— Именно… так что трогать мы не будем. Лучше займёмся тем, что касается нас… итак, попробуем поработать со сверхслабыми энергетическими потоками узкой направленности. Многого мы не сделаем, но вот начнём с самого большого очага. Простимулируем регенерацию и заложим резерв восстановления нервной ткани, благо, возраст ещё позволяет…
Голос становился тише и тише.
— … крайне обидно… такой потенциал, такие возможности, но теперь, увы… однако учись… редко выходит… повреждения мозга крайне сложно восстановить, так что постарайся…
Он превратился в шёпот.
И растворился в пустоте.
Глава 19
Глава 19
Надо же, ещё живой.
Лежу.
Дышу. Чувствую всею спиной поверхность кровати. И поверхность эта раздражающе-гладкая, хоть бы какая складочка там или комок. Но нет…
Бесит.
Глаза открываю.
Потолок.
Окно.
За окном — темень, разбиваемая зыбким светом далёкого фонаря. У окна — кресло. В нём женщина дремлет. Впрочем, сон её чуткий, и стоит мне повернуть голову, она открывает глаза.
Красивая.
Хотя не в моём вкусе. В моём прошлом. Я всегда любил фигуристых и налитых, чтоб слегка в теле. Потом психотерапевт утверждал, что эти вкусы есть ни что иное, как отголосок голодного моего детства. В общем, тогда я и осознал, что психотерапевты — те ещё извращенцы.
Эта тощая.
Исхудавшая.
И лицо у неё нервное, а выражение застыло не столько злое, сколько решительное. Всем видом своим женщина показывает, что будет защищаться.
От кого?
Не важно.
— Д-доброй… — во рту сухо, верный признак, что валялся я долго. И она встаёт, рука тянется к кнопке.
— Н-не надо, — говорю ей, облизывая губы. — Толку от них.
— Я обязана.
— Потом…
Кивок.
И она подходит, ощупывает, осматривает. Смешные они. Суетятся-суетятся… знают, что я не жилец, а туда же… и главное, если вздумаю окочурится, то откачивать станут. Тоже старательно.
Дело даже не в деньгах.
Хотя им выгодно, пока я тут, но… знаю, что дело не в деньгах. Не только в них.
— Давно я… валяюсь?
Она помогает откашляться.
И напиться.
В лёгких булькает, но вполне терпимо. Да и в целом терпимо. Когда поставили диагноз, я сразу и не поверил.

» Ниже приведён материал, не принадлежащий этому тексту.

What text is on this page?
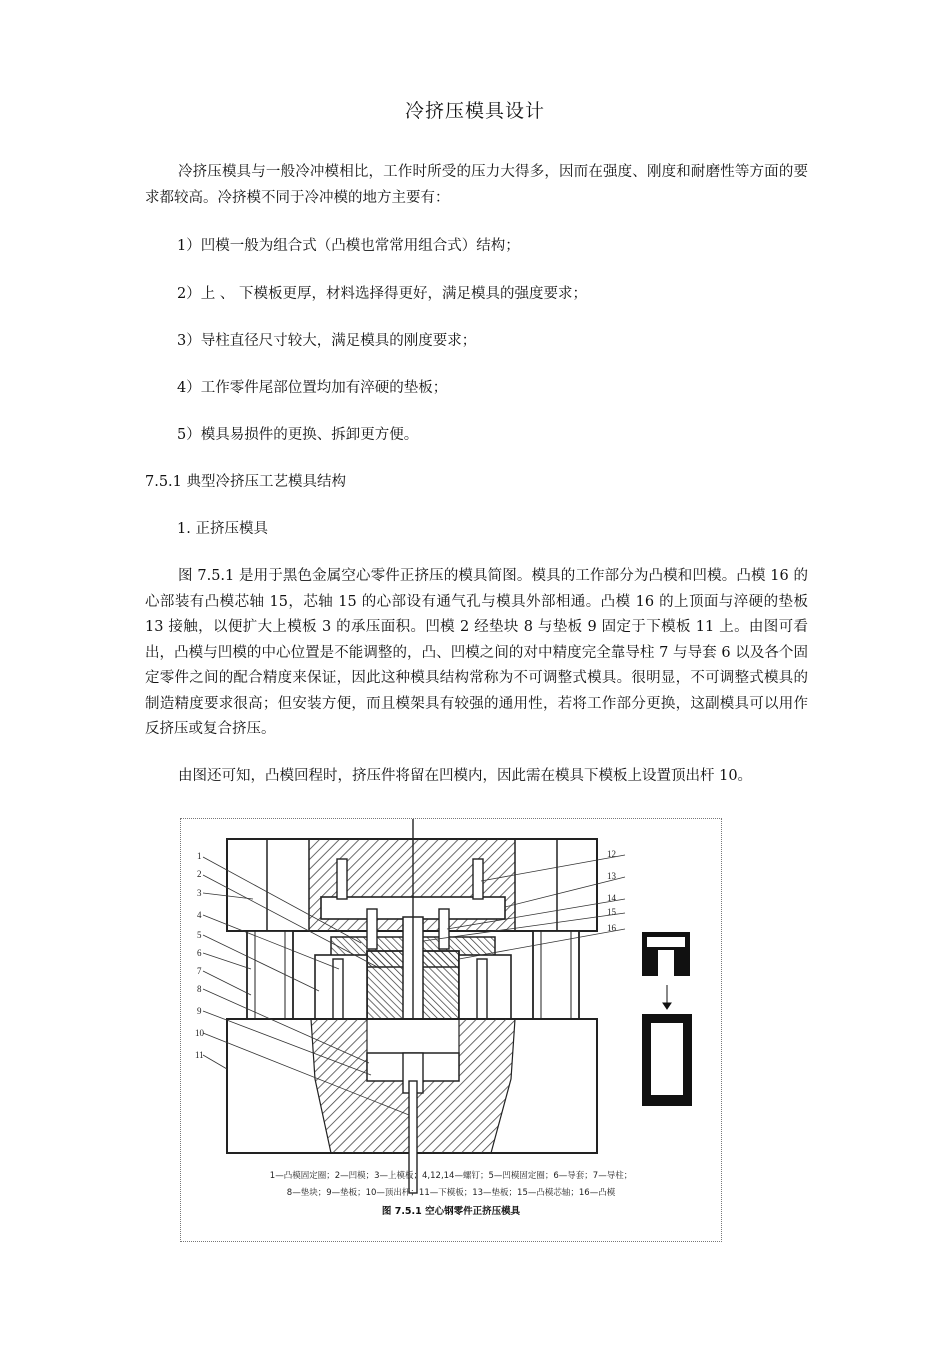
冷挤压模具设计

冷挤压模具与一般冷冲模相比，工作时所受的压力大得多，因而在强度、刚度和耐磨性等方面的要求都较高。冷挤模不同于冷冲模的地方主要有：

1）凹模一般为组合式（凸模也常常用组合式）结构；
2）上 、 下模板更厚，材料选择得更好，满足模具的强度要求；
3）导柱直径尺寸较大，满足模具的刚度要求；
4）工作零件尾部位置均加有淬硬的垫板；
5）模具易损件的更换、拆卸更方便。
7.5.1 典型冷挤压工艺模具结构
1. 正挤压模具

图 7.5.1 是用于黑色金属空心零件正挤压的模具简图。模具的工作部分为凸模和凹模。凸模 16 的心部装有凸模芯轴 15，芯轴 15 的心部设有通气孔与模具外部相通。凸模 16 的上顶面与淬硬的垫板 13 接触，以便扩大上模板 3 的承压面积。凹模 2 经垫块 8 与垫板 9 固定于下模板 11 上。由图可看出，凸模与凹模的中心位置是不能调整的，凸、凹模之间的对中精度完全靠导柱 7 与导套 6 以及各个固定零件之间的配合精度来保证，因此这种模具结构常称为不可调整式模具。很明显，不可调整式模具的制造精度要求很高；但安装方便，而且模架具有较强的通用性，若将工作部分更换，这副模具可以用作反挤压或复合挤压。

由图还可知，凸模回程时，挤压件将留在凹模内，因此需在模具下模板上设置顶出杆 10。

1
2
3
4
5
6
7
8
9
10
11
12
13
14
15
16
1—凸模固定圈；2—凹模；3—上模板；4,12,14—螺钉；5—凹模固定圈；6—导套；7—导柱；
8—垫块；9—垫板；10—顶出杆；11—下模板；13—垫板；15—凸模芯轴；16—凸模
图 7.5.1 空心钢零件正挤压模具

Как же… я же Савелий Громов. Какой рак? Жизнь удалась. Фирма работает, деньги капают. Я — уважаемый человек, если не на вершину мира забрался, то где-то рядом с нею обретаюсь. У меня и планы на будущее грандиозные. А тут вот рак.
Ошиблись.
Наверняка.
А они не ошиблись.
— Две недели, — она не лжёт. — Поэтому…
— Тебе придётся доложить?
— Да.
— Хорошо.
Две недели… долго? Или нет. Всё не пойму, как время в двух мирах соотносится. Или понимать нечего? Тот, другой, он ведь ненастоящий. Он — опухолью рождённый, моим желанием жить и лекарствами. Ядрёная, если разобраться, смесь.
Ну да я не в обиде.
Всё веселей, чем просто тихо помирать.
— Иди… — разрешаю. — Раз положено
Мне-то плевать, но девчонке достанется. А ей и так досталось уже… женщины. Женщин рядом со мной было много, и до Ленки, и после неё. Честно, я Ленке был благодарный, конечно, тут сказать нечего, но не настолько, чтоб уж любовь и прочая хренотень.
Как-то просто получилось, что держал её рядом.
Потом… потом привык.
Ну и…
Так вот, женщин всегда было много. И рыночные девахи, искавшие ухажёров, чтоб при бабле и не жадных. Ленкины сотоварки по старой профессии. Хотя ими-то скоро брезговать стал, сам не знаю, почему. И потом, позже, женщины иного уровня.
Статуса.
Модельки.
Актриски… студентки вчерашние и нынешние. Даже девицы из новосостоявшихся семейств попадались, желавшие семейного уюта с человеком, как мне говорили, своего круга. Только… не то.
Всё не то.
Почему я об этом думаю? Может, потому что надо думать о чём-то, а голова вот деревянная. И квадратная по ощущениям. Удар по голове. Проклятье. Зачем так морочиться? Если уличная драка, то двинуть покрепче и нет Савки. А тут проклятье и какое-то очень хитровымудренное.